Constatons, aussitôt, en une parenthèse,
        Constatons quel attrait exerce,
        Malgré les campagnes de Presse,
        Et l’intervention de Barrès, —
Sur tous les jeunes gens qui, eux aussi, exercent,
Quand du service militaire ils sont libérables,
        Une industrie, ou un commerce,
        Ou une profession libérale,
Constatons quel attrait la Capitale exerce !
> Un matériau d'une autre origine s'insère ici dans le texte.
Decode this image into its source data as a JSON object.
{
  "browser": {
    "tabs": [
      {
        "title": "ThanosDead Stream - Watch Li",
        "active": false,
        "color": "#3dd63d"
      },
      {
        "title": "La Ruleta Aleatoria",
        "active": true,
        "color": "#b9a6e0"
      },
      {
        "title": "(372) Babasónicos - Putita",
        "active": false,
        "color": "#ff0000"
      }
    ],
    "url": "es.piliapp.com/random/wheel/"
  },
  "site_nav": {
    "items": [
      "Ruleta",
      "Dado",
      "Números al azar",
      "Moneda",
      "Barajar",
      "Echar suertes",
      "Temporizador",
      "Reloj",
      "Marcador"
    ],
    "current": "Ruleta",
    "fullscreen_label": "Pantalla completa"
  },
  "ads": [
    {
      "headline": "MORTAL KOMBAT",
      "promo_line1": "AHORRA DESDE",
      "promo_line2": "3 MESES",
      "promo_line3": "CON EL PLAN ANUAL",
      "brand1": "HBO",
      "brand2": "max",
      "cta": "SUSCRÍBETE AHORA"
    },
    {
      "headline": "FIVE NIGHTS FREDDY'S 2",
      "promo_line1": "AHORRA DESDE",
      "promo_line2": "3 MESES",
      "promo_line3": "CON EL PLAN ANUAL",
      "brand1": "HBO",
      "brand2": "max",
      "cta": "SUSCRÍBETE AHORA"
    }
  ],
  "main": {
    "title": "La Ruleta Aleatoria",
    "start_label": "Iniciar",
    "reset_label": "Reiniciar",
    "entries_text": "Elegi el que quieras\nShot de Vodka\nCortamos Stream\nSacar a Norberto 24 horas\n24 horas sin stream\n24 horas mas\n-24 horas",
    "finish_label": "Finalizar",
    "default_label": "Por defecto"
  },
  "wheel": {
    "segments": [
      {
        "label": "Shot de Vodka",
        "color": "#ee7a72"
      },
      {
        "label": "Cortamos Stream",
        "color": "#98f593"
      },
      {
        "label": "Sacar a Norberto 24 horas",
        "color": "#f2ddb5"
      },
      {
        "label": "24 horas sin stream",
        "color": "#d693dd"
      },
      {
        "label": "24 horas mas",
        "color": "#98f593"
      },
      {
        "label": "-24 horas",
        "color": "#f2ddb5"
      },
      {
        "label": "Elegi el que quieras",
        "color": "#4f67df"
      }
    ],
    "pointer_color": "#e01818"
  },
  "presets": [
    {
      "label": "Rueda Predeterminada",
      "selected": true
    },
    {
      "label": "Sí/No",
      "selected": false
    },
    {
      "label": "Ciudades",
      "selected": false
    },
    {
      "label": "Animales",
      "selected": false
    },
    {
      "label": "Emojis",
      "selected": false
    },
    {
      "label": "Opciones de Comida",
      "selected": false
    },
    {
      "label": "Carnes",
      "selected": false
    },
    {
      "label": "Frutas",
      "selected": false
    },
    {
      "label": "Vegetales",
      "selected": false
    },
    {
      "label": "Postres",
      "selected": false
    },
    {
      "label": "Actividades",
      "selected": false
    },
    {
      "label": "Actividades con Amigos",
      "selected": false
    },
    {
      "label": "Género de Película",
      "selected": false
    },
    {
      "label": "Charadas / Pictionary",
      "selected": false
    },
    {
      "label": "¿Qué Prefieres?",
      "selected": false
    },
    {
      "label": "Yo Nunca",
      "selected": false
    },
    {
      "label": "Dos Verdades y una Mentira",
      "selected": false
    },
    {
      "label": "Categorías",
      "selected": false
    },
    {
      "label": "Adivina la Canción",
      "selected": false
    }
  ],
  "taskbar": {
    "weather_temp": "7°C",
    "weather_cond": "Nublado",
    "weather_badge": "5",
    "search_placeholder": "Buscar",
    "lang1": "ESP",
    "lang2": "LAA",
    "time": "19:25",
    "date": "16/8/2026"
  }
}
        Recommandé par Gailhard et Falguière,
        Comme, tout naturellement,
        Aussi par Benjamin Constant,
        Vous pensez que notre merlan
        Sans place, ici, ne chôma guère :
        Il fut engagé sans retard
        Par un coiffeur, ami justement de Gailhard :

                        LE CHŒUR
 
        Tant est vrai que, si sympathique,
        Il ne compte que des amis,
        Le directeur de notre Académie
            Nationale de Musique !

                        M. GAILHARD

        Oui, c’est vrai, et moi je m’en pique.
        Je ne compte que des amis,
        Gai directeur de votre Académie
            Nationale de Musique !

                        ENSEMBLE

Tant est vrai que, si sympathique,
Oui c’est et moi je m’en pique,
Il ne compte que des amis,
Je
Le directeur de notre Académie
Gai votre

        Grâce à cet appui sérieux,
Le jeune homme connut le jeu délicieux :

Sans souci d’une courtoisie aux vains scrupules,
        Dire au premier de ces Messieurs :
— Si, devant une friction, Monsieur recule,
        (Et le prix en est ridicule),
        Un homme averti en vaut deux :

Vous périrez sous le poids de vos pellicules ! —

        Mais surtout il eût souhaité,
        Pour le plaisir et pour la gloire,
D’acquérir dans Paris une notoriété
        Pour l’extrême légèreté
Avec laquelle il eût su guider le rasoir :

    — Connaissez-vous ce garçon de Toulouse ?
Nul autre n’a, que lui, la main légère et douce… —

Et l’on en parlerait au foyer des artistes ;
                    Et Baptiste,
À l’office, ferait un éloge idolâtre :
Il aurait à gogo, des billets de théâtre,
Et, dans les bars franco-russes, il irait rouler
        Avecque des cochers anglais.

        Voilà, direz-vous, des aubaines
Qui valent bien que l’on se donne un peu de peine

        Mais notre garçon toulousain
        Entre tous était un malin ;
                    Sa main

        Fit très rapidement la pige,
        Et de combien, un vrai prodige,
        À la main de tous ses confrères :

Car, pour l’avoir plus bondissante et plus légère,
        Son secret tient en un seul mot,
    Il la gantait soigneusement de peau

                    De chevreau.

        Encor fallait-il y songer…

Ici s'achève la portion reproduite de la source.